The most important aspect is that the driver must have good eyesight, especially for the perception of distance on the road. The number one rule is that if you are not 100 percent confident that you can overtake a slower vehicle safely, in the prevailing atmospheric and road conditions; do not attempt to overtake.

The second most important aspect is that the driver must have a good appreciation of the acceleration performance of their tow vehicle when towing a loaded caravan.

The third most important aspect is that the driver must have thorough knowledge of the handling/stability performance of their tow vehicle and caravan combination when a lane-change manoeuvre is undertaken.

It is vital to realise that the mass of the car and caravan combination is much greater than the mass of the car alone – hence the acceleration performance will be considerably reduced. The propelling force available depends on the friction between the driven tyres and the road surface, and so it will be considerably reduced on wet roads and dirt roads.
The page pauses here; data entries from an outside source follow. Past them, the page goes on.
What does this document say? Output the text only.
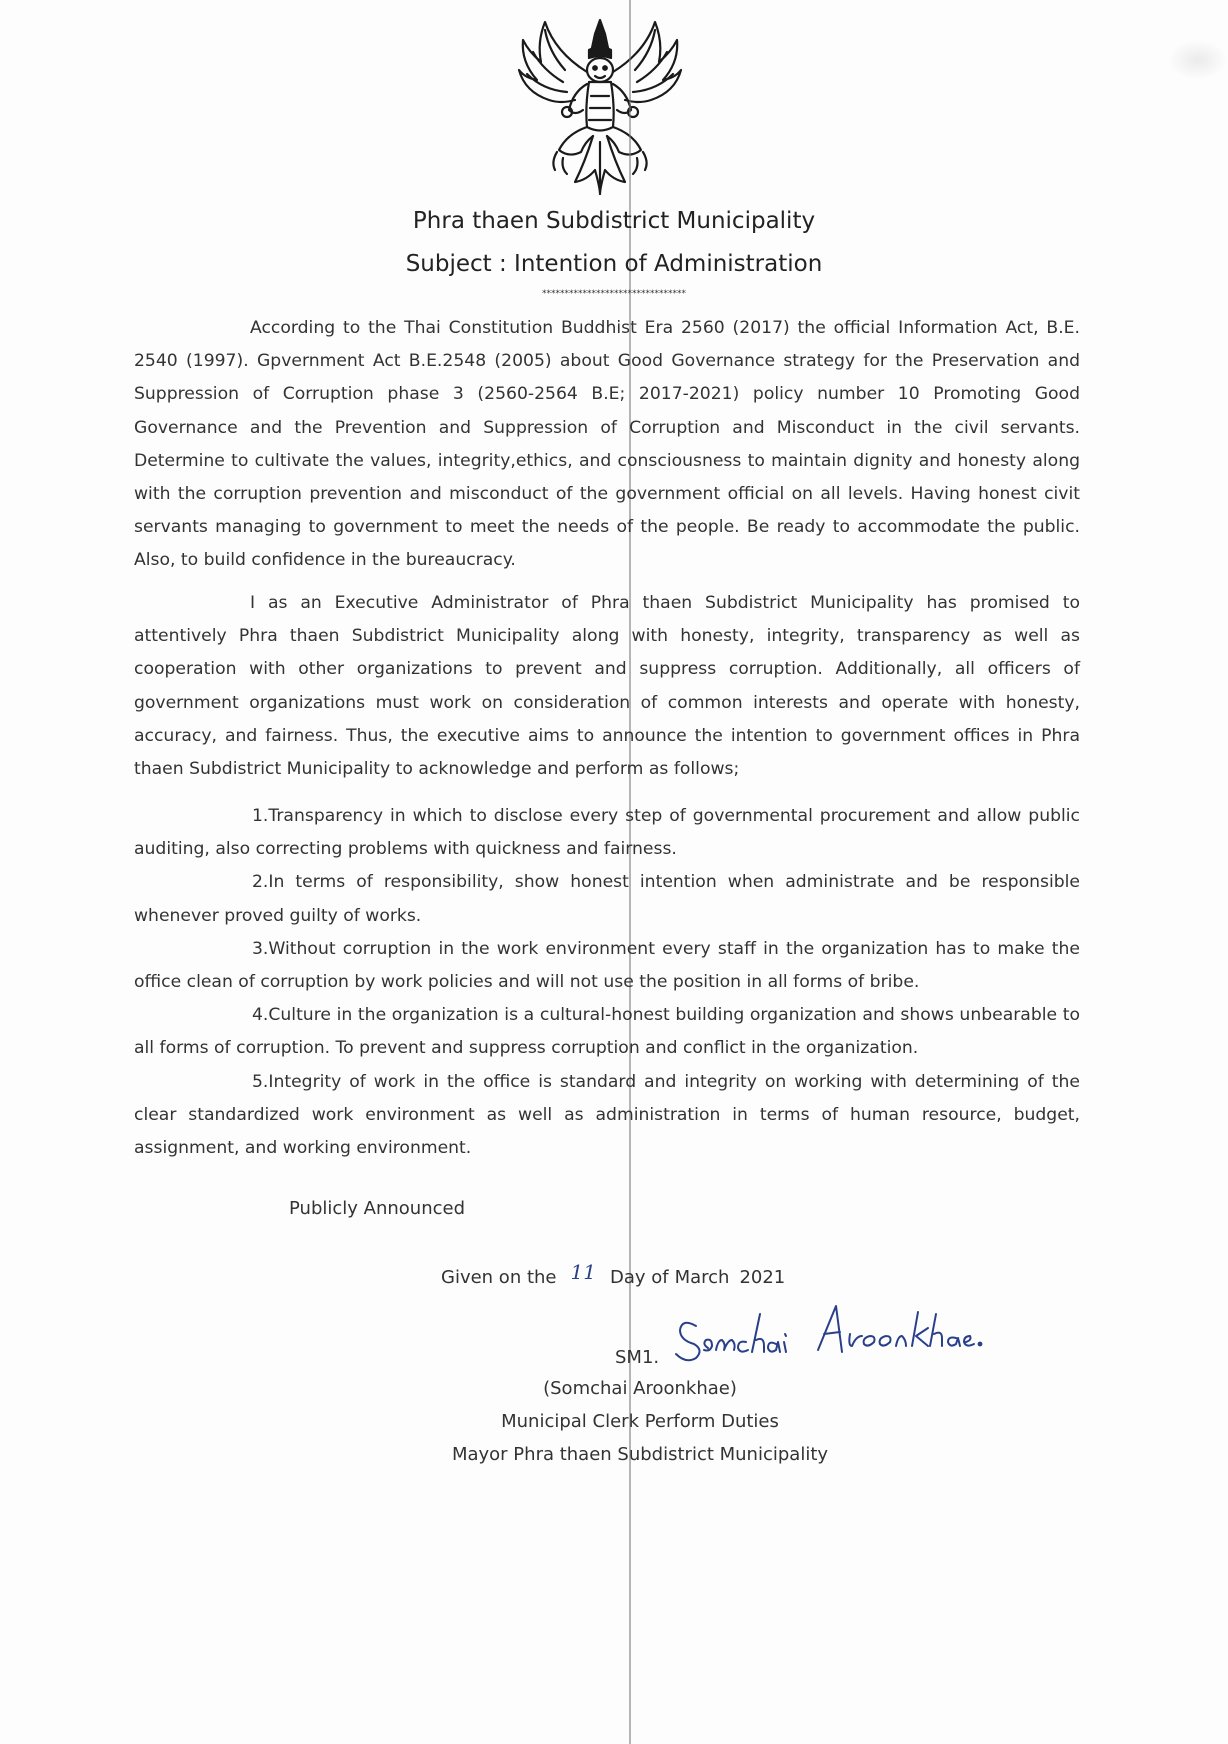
Phra thaen Subdistrict Municipality
Subject : Intention of Administration
********************************
According to the Thai Constitution Buddhist Era 2560 (2017) the official Information Act, B.E. 2540 (1997). Gpvernment Act B.E.2548 (2005) about Good Governance strategy for the Preservation and Suppression of Corruption phase 3 (2560-2564 B.E; 2017-2021) policy number 10 Promoting Good Governance and the Prevention and Suppression of Corruption and Misconduct in the civil servants. Determine to cultivate the values, integrity,ethics, and consciousness to maintain dignity and honesty along with the corruption prevention and misconduct of the government official on all levels. Having honest civit servants managing to government to meet the needs of the people. Be ready to accommodate the public. Also, to build confidence in the bureaucracy.
I as an Executive Administrator of Phra thaen Subdistrict Municipality has promised to attentively Phra thaen Subdistrict Municipality along with honesty, integrity, transparency as well as cooperation with other organizations to prevent and suppress corruption. Additionally, all officers of government organizations must work on consideration of common interests and operate with honesty, accuracy, and fairness. Thus, the executive aims to announce the intention to government offices in Phra thaen Subdistrict Municipality to acknowledge and perform as follows;

1.Transparency in which to disclose every step of governmental procurement and allow public auditing, also correcting problems with quickness and fairness.

2.In terms of responsibility, show honest intention when administrate and be responsible whenever proved guilty of works.

3.Without corruption in the work environment every staff in the organization has to make the office clean of corruption by work policies and will not use the position in all forms of bribe.

4.Culture in the organization is a cultural-honest building organization and shows unbearable to all forms of corruption. To prevent and suppress corruption and conflict in the organization.

5.Integrity of work in the office is standard and integrity on working with determining of the clear standardized work environment as well as administration in terms of human resource, budget, assignment, and working environment.

Publicly Announced
Given on the 11 Day of March 2021
SM1.
(Somchai Aroonkhae)
Municipal Clerk Perform Duties
Mayor Phra thaen Subdistrict Municipality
The critical factor in overtaking, is to spend as little time as possible in the ‘wrong lane’ (on
two-lane roads), it is important to start accelerating close to the required overtaking speed, while still in the left lane, while behind the vehicle that you are overtaking.

However, caution is needed, just in case the vehicle ahead of you suddenly slows down, or some other situation requires you to stop the planned manoeuvre, and you need to brake heavily.

The above drawing depicts a car-caravan combination [V1 and V2] overtaking another vehicle [T] (in side and plan views).
The drawing is not to scale, as LA and LD are relatively much longer than LV and LT.

For the related diagram and to see the full experience, read it in our online magazine.

  • V1 and V2 show the car-caravan combination, before and after the overtaking manoeuvre.
  • LA is the acceleration distance.
  • LD is the deceleration distance.
  • L is the total distance needed for a safe overtaking manoeuvre to be made.

The most influential factor in determining L is the speed of T – hence the required increased acceleration and speed of V – in order to overtake safely, and move back into the left lane. The relative speed between V and T is also instrumental in determining the overtaking distance required, along with the time spent in the ‘wrong’ lane. Of course, the LA and LD distances and times are much longer than these “just to clear” figures and the two (before and after overtaking) Safety Factors must be added.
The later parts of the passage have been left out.